Though, to be honest, he admitted to himself, had she been as pretty as a rosebud that it wouldn't have changed anything to his reluctance. Womanhood, he mused, was a strange territory, one to which he would always feel alien, so much so actually that, after two – fairly awkward - incursions therein, he'd prefered it to remain for him "Terra Incognita".

The majestuous prospect of Loch Lomond on his left with its huge expanse of water and its many man-made islets, everything in the surrounding space now tinted with unlikely shades of colour by the sunset (a not so uncommon occurence), tore him away from this perillous turn of mind. He pulled over, opened the windows and stayed there for a while, letting him being washed over by the warm, soft glow of the downing light and the cool, enlivening sea breeze, welcoming them as if they were some secret blessings from the Land's spirit.

His (fairly pagan, he thought guiltily) meditation was cut off by a faint rustle from behind. He turned round. Damn! His passenger had awakened earlier than expected. He was sitting very upright and stiff, staring at him, expressionless.

"Bodie, you're awake? How do you feel?" he said, very gently. The man kept staring, not moving.

"Do you remember who I am?"

"No", he looked bewildered.

"George Cowley. I took you from the hospital; you asked me to. Don't you remember anything?"

"I remember you hitting me."

"Well," Cowley retorted, "I remember you hitting me first." He omitted to recall the circumstances. "I couldn't let you wreck the car. You were very agitated.

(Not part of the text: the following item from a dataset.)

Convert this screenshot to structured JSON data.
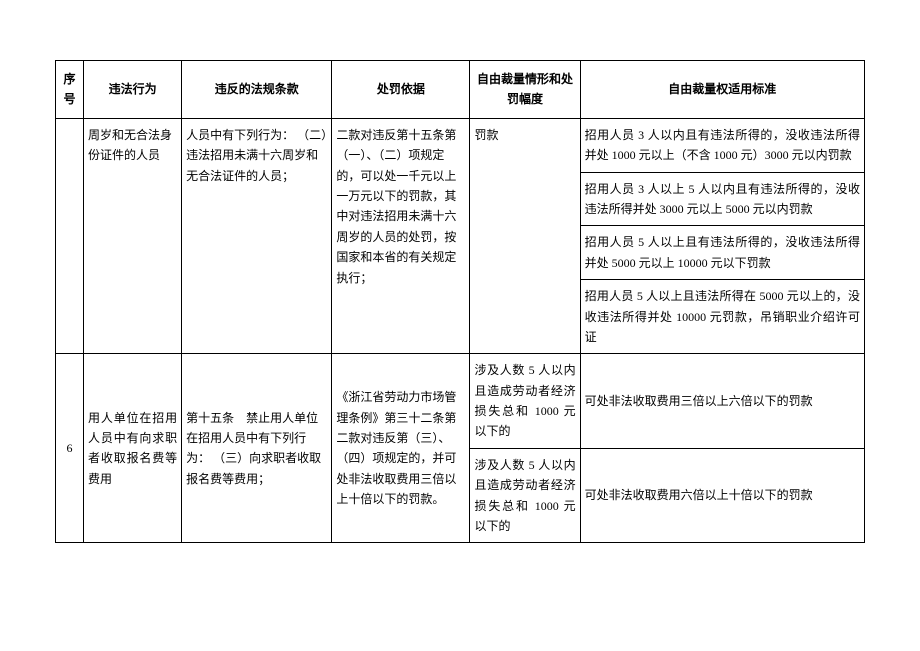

I had to calm you down."

Smiling reassuringly, he bent forward fractionally, and the other man flung himself backwards, hands profered in a clumsy gesture of defence. For a fleeting moment he looked like a scared rabbit. Nothing in him to remind the lethal fighter of late. Then he slid back in its previous state of withdrawal. So, the drug was still working at some level. Fine for now.

"You've nothing to fear from me; I won't do you any harm."

"You hit me." repeated the young man with a sort of dumb stubbornness. He didn't mention the drugging or the manacles and Cowley thought wiser to leave that uncleared.

"I'm sorry, Bodie, really sorry; but I couldn't do anything else." He got no reaction and went on. "How do you feel? Any headache?"

He was beginning to be truly worried, actually, and the sincerity of his tone seemed to get at his companion.

"Yes – no," he answered hesitantly, "I feel... strange. What...what happened?"

"You were held in this hospital, Repton, after I brought you home from Africa. You were on watch for a week, then interrogated by MI6 people. They treated you ...roughly; you wanted out; you asked me to take you out and I promised you I would. I kept my word, as you can see."

Cowley couldn't tell whether his explanations had been in any measure absorbed, or lost completely on the young man's foggy brain. Only mute distress and disorientation were showing on his handsome features. He was obviously still deeply confused. Confused but docile enough to accept being moved round to the passenger's front seat without further question. Better to have him there than behind, though there was little he could do if the man happened to get berserk again. This was a risk to run. The whole thing had been a risk to run, as all in Cowley's life had always been.